Including this one, there are have been seven X-Men movies, averaging about one every two years. And in the space of those 14 years, they’ve managed to create all the continuity errors and a cast-of-background-characters-that-only-sort-of-matter that 14 years of actual comic book history would produce. I applaud FOX and everyone involved with the X-Men franchise for that. You truly created a series that only appealed to die-hard fans and the most curious of moviegoers, and forced everyone else to root against you.
And that’s what makes X-Men: Days of Future Past so sweet. Oh, it’s a hell of a good movie, the best superhero film (or blockbuster for that matter) of 2014. But it’s like a victory for everyone watching who has kept up with the series so far. Time travel plots are usually a great way to tell your audience, “Hey, I know you like stories, but what if we made it… incomprehensible? Eh? Eh?” And there is some of the usual time travel “What?” stuff here, but the time travel serves to defog the X-Men series narrative, rather than add more to it.
(Spoilers Ahead)
Basically, the time travel stuff helps to clear up the “from here” to the “there.” When First Class came out, and was supposed to be included into the story rather than a restart of it, people were baffled, mainly because of the events of every other fucking X-Men movie.
If you’re saying that a female comic book character can’t support her own movie effectively, you’re an idiot!
The events of DOFP wipes that slate clean.

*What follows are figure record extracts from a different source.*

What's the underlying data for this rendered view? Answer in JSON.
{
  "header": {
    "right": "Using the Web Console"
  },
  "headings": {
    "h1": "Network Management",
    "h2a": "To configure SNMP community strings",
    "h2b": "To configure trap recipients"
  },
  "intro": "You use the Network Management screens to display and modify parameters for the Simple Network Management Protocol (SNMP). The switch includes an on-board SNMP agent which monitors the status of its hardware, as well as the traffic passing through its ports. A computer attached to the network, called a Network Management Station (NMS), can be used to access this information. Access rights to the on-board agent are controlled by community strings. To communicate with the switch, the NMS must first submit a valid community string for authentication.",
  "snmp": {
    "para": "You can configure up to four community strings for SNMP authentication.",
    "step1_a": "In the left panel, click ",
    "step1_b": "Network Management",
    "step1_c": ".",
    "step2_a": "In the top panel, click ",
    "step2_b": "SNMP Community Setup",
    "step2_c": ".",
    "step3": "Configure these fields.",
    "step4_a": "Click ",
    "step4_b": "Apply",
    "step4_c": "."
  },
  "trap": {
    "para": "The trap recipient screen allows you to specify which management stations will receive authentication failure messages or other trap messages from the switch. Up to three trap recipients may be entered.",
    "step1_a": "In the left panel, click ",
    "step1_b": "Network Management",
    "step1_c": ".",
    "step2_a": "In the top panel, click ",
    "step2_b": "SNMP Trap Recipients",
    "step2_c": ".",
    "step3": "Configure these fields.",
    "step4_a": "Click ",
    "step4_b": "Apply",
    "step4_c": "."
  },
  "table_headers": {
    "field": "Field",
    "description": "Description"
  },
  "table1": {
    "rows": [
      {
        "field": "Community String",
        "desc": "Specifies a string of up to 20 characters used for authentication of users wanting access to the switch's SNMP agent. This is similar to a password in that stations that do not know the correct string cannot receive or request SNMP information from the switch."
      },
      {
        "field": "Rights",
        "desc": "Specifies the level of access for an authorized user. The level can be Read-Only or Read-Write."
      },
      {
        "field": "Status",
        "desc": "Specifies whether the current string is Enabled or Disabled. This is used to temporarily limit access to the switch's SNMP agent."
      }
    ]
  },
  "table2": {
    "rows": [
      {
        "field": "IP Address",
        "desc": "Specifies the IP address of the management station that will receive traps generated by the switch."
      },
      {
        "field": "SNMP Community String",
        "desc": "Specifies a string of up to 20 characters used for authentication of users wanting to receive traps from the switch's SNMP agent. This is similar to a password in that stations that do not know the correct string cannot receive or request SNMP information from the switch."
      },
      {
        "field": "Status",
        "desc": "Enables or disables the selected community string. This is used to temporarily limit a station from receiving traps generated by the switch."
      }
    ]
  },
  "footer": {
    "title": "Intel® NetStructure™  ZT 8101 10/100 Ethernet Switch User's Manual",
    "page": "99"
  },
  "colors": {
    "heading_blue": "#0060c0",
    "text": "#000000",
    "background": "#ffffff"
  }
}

Did some of the events that happened in the post-1973 X-Men movies occur? Maybe. But what DOFP does is give us the ability to watch whatever comes next in the X-Men franchise without saying, “That doesn’t make sense, because of what happened in The Last Stand!” or whatever. We can finally relax a little bit, and stop being such awful nerds when it comes to these things. DOFP doesn’t really fix the previous movies, and some of the havok (spelled like the mutant Havok, because 1. I aint no comic scrub, and 2. I don’t have any friends) they played on one another’s narratives, but it provides a fairly clean state to go on, just short of wiping all of it off the table and rebooting the whole series. It tries to put a Band-Aid on it, and that’s the best we can ask for at this point.

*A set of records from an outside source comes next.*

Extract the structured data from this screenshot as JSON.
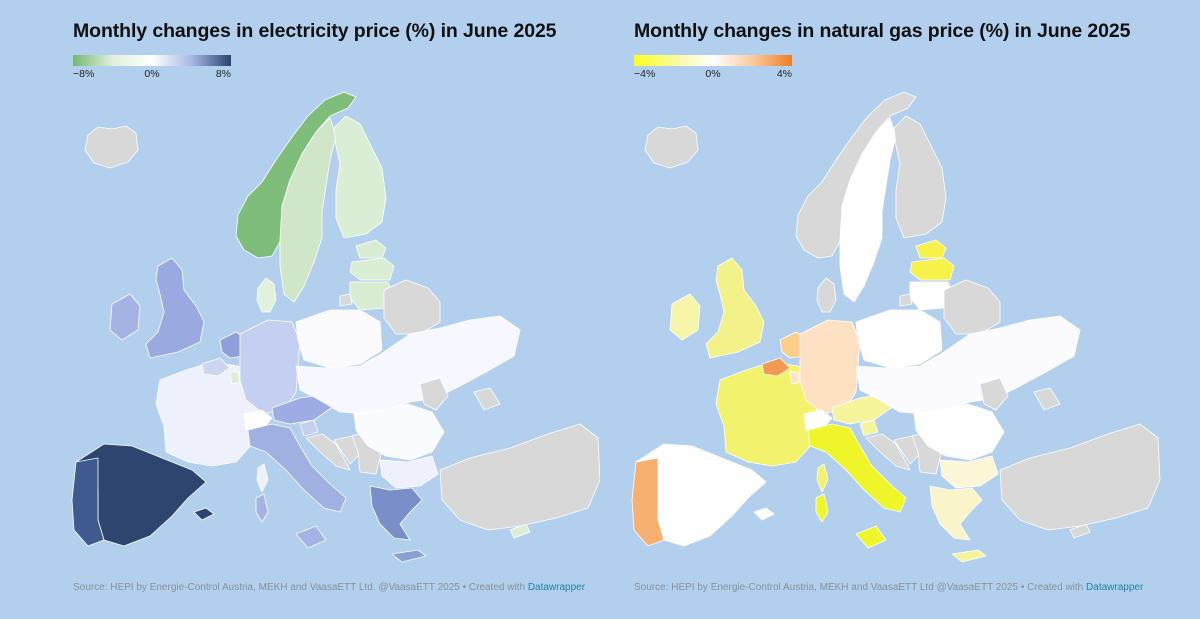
{
  "colors": {
    "sea": "#b2d0ee",
    "no_data": "#d8d8d8",
    "elec_scale": [
      "#76b971",
      "#dff0da",
      "#ffffff",
      "#a8b8e6",
      "#2a4370"
    ],
    "gas_scale": [
      "#ffff1e",
      "#f9f99a",
      "#ffffff",
      "#fbcb9d",
      "#ef7d24"
    ]
  },
  "electricity": {
    "title": "Monthly changes in electricity price (%) in June 2025",
    "legend": {
      "min": "−8%",
      "mid": "0%",
      "max": "8%"
    },
    "source_prefix": "Source: HEPI by Energie-Control Austria, MEKH and VaasaETT Ltd. @VaasaETT 2025 • Created with",
    "source_link": "Datawrapper",
    "regions": {
      "norway": "#7fbd7b",
      "sweden": "#cfe6c8",
      "finland": "#d9eed4",
      "denmark": "#e2f1dd",
      "estonia": "#d7ecd1",
      "latvia": "#d9eed4",
      "lithuania": "#d7ecd1",
      "iceland": "#d8d8d8",
      "ireland": "#a4b3e2",
      "uk": "#9aaae0",
      "france": "#eef0fb",
      "belgium": "#ccd6f1",
      "netherlands": "#8e9fdb",
      "luxembourg": "#dcecd5",
      "germany": "#c5cff1",
      "switzerland": "#ffffff",
      "austria": "#9dade3",
      "italy": "#9fb0e1",
      "sicily": "#a3b3e3",
      "sardinia": "#a4b3e2",
      "corsica": "#eef0fb",
      "spain": "#2e4570",
      "portugal": "#3f5a8e",
      "balearic": "#2e4570",
      "poland": "#fbfbff",
      "central_east": "#f7f8ff",
      "romania": "#fafbff",
      "bulgaria": "#eef0fb",
      "slovenia": "#c5cff1",
      "croatia": "#d8d8d8",
      "serbia": "#d8d8d8",
      "bosnia": "#d8d8d8",
      "greece": "#7a8fc9",
      "crete": "#8c9fd3",
      "cyprus": "#dcefd6",
      "turkey": "#d8d8d8",
      "belarus": "#d8d8d8",
      "ukraine_east": "#d8d8d8",
      "russia_kal": "#d8d8d8",
      "moldova": "#d8d8d8"
    }
  },
  "gas": {
    "title": "Monthly changes in natural gas price (%) in June 2025",
    "legend": {
      "min": "−4%",
      "mid": "0%",
      "max": "4%"
    },
    "source_prefix": "Source: HEPI by Energie-Control Austria, MEKH and VaasaETT Ltd @VaasaETT 2025 • Created with",
    "source_link": "Datawrapper",
    "regions": {
      "norway": "#d8d8d8",
      "sweden": "#ffffff",
      "finland": "#d8d8d8",
      "denmark": "#d8d8d8",
      "estonia": "#f7f24a",
      "latvia": "#f7f24a",
      "lithuania": "#ffffff",
      "iceland": "#d8d8d8",
      "ireland": "#f6f5a8",
      "uk": "#f3f28a",
      "france": "#f2f26c",
      "belgium": "#f39a52",
      "netherlands": "#fbce8a",
      "luxembourg": "#fbe7d0",
      "germany": "#fde1c2",
      "switzerland": "#ffffff",
      "austria": "#f6f49a",
      "italy": "#eef62a",
      "sicily": "#eef62a",
      "sardinia": "#eef62a",
      "corsica": "#f2f26c",
      "spain": "#ffffff",
      "portugal": "#f8b070",
      "balearic": "#ffffff",
      "poland": "#ffffff",
      "central_east": "#fbfbff",
      "romania": "#ffffff",
      "bulgaria": "#fbf7d6",
      "slovenia": "#f6f49a",
      "croatia": "#d8d8d8",
      "serbia": "#d8d8d8",
      "bosnia": "#d8d8d8",
      "greece": "#f9f5c8",
      "crete": "#f6f49a",
      "cyprus": "#d8d8d8",
      "turkey": "#d8d8d8",
      "belarus": "#d8d8d8",
      "ukraine_east": "#d8d8d8",
      "russia_kal": "#d8d8d8",
      "moldova": "#d8d8d8"
    }
  }
}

The movie winks at you throughout, which I normally hate, but it doesn’t do it to the extent that I was shouting, “I get it! Stuff happens later!” at the screen. And with both past and present mutants on parade, you’d think that the movie would include one guy walking out on a stage during key moments and saying, “You know who William Stryker is riiigggghhhhtttt, audience?” But the winks are mainly used to connect the First Class timeline to the other movies for the audience members and X-Men movie fans’ significant others who walk into the thing only having seen pieces of X2 on the FX channel one lazy Sunday afternoon.
And now some stuff about Quicksilver.
A lot of people gave Quicksilver’s costume shit when it first appeared on that EMPIRE Magazine cover, and I was one of those people. With his goggles and silver-dyed hair, he will definitely be the number one most cosplayed X-Man of the year, but he also looked like someone who had constructed their costume in a basement, while shouting “In a second!” at their mom when they hear that dinner is ready. And, to my pleasant surprise, that was his movie character – a guy who lived in his mom’s basement and created his costume there.

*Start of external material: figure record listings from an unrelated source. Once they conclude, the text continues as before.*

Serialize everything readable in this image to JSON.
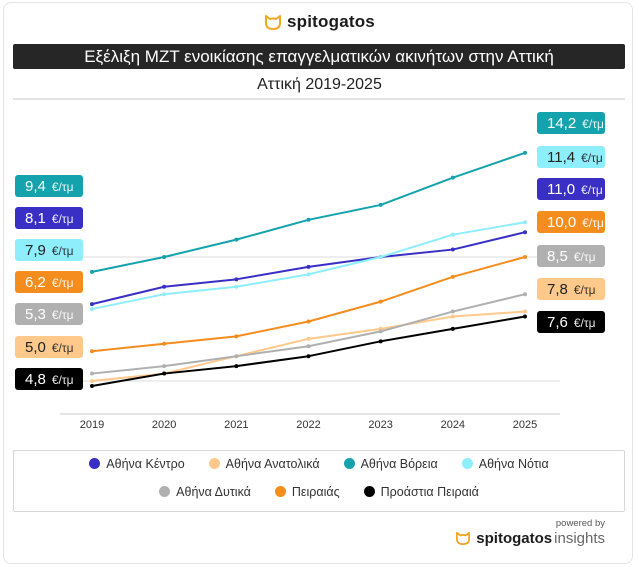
{
  "brand": {
    "name": "spitogatos"
  },
  "header": {
    "title": "Εξέλιξη ΜΖΤ ενοικίασης επαγγελματικών ακινήτων στην Αττική",
    "subtitle": "Αττική 2019-2025"
  },
  "footer": {
    "powered_by": "powered by",
    "brand_bold": "spitogatos",
    "brand_light": "insights"
  },
  "chart_data": {
    "type": "line",
    "title": "Εξέλιξη ΜΖΤ ενοικίασης επαγγελματικών ακινήτων στην Αττική",
    "subtitle": "Αττική 2019-2025",
    "xlabel": "",
    "ylabel": "€/τμ",
    "unit": "€/τμ",
    "x": [
      "2019",
      "2020",
      "2021",
      "2022",
      "2023",
      "2024",
      "2025"
    ],
    "ylim": [
      4.5,
      14.5
    ],
    "grid": true,
    "gridlines": [
      5,
      10
    ],
    "legend_position": "bottom",
    "series": [
      {
        "name": "Αθήνα Κέντρο",
        "color": "#3a2fc4",
        "text_color": "#ffffff",
        "values": [
          8.1,
          8.8,
          9.1,
          9.6,
          10.0,
          10.3,
          11.0
        ],
        "start_label": "8,1",
        "end_label": "11,0"
      },
      {
        "name": "Αθήνα Ανατολικά",
        "color": "#ffc98c",
        "text_color": "#222222",
        "values": [
          5.0,
          5.3,
          6.0,
          6.7,
          7.1,
          7.6,
          7.8
        ],
        "start_label": "5,0",
        "end_label": "7,8"
      },
      {
        "name": "Αθήνα Βόρεια",
        "color": "#14a3ad",
        "text_color": "#ffffff",
        "values": [
          9.4,
          10.0,
          10.7,
          11.5,
          12.1,
          13.2,
          14.2
        ],
        "start_label": "9,4",
        "end_label": "14,2"
      },
      {
        "name": "Αθήνα Νότια",
        "color": "#8eeefc",
        "text_color": "#222222",
        "values": [
          7.9,
          8.5,
          8.8,
          9.3,
          10.0,
          10.9,
          11.4
        ],
        "start_label": "7,9",
        "end_label": "11,4"
      },
      {
        "name": "Αθήνα Δυτικά",
        "color": "#b0b0b0",
        "text_color": "#ffffff",
        "values": [
          5.3,
          5.6,
          6.0,
          6.4,
          7.0,
          7.8,
          8.5
        ],
        "start_label": "5,3",
        "end_label": "8,5"
      },
      {
        "name": "Πειραιάς",
        "color": "#f58d1e",
        "text_color": "#ffffff",
        "values": [
          6.2,
          6.5,
          6.8,
          7.4,
          8.2,
          9.2,
          10.0
        ],
        "start_label": "6,2",
        "end_label": "10,0"
      },
      {
        "name": "Προάστια Πειραιά",
        "color": "#000000",
        "text_color": "#ffffff",
        "values": [
          4.8,
          5.3,
          5.6,
          6.0,
          6.6,
          7.1,
          7.6
        ],
        "start_label": "4,8",
        "end_label": "7,6"
      }
    ],
    "left_label_order": [
      "Αθήνα Βόρεια",
      "Αθήνα Κέντρο",
      "Αθήνα Νότια",
      "Πειραιάς",
      "Αθήνα Δυτικά",
      "Αθήνα Ανατολικά",
      "Προάστια Πειραιά"
    ],
    "right_label_order": [
      "Αθήνα Βόρεια",
      "Αθήνα Νότια",
      "Αθήνα Κέντρο",
      "Πειραιάς",
      "Αθήνα Δυτικά",
      "Αθήνα Ανατολικά",
      "Προάστια Πειραιά"
    ],
    "legend_rows": [
      [
        "Αθήνα Κέντρο",
        "Αθήνα Ανατολικά",
        "Αθήνα Βόρεια",
        "Αθήνα Νότια"
      ],
      [
        "Αθήνα Δυτικά",
        "Πειραιάς",
        "Προάστια Πειραιά"
      ]
    ]
  }
}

It was at that moment that I realized that a lot of the silliness in superhero movies had been Dark Knight’d out of me. I saw that magazine cover, saw his costume and immediately, with no possible consideration given to anything else, wrote off the entire movie. “Days of Future Past? Looks like Days of Future ASS!” I didn’t really say that last part, but you get the idea. Don’t judge a book by its cover. Or don’t judge how a comic book character looks before you see the movie, which is based on a comic book, where every character dresses like they’re a rabid fan trying to extravagantly dress up like that character.
There are no otherworldly fantastic performances from anyone, although Peter Dinklage as Bolivar Trask, the creator of the Sentinels, and Jennifer Lawrence as Mystique impress throughout. Mystique gets a ton of cool things to do, and actually gets a nice chunk of the action sequences. Can we get an X-Men: Origins: Mystique or something, and have it not suck? We’re trying to get a Black Widow and a Wonder Woman movie, but I think a Mystique movie would be awesome too. Her powers are built for a superhero espionage thriller. It’ll probably take a while to get everything together, but, man, if you’re saying that a female comic book character can’t support her own movie effectively, you’re an idiot! Look at how cool Mystique and Black Widow have been in their outings as side characters, and how they often outshine the leads.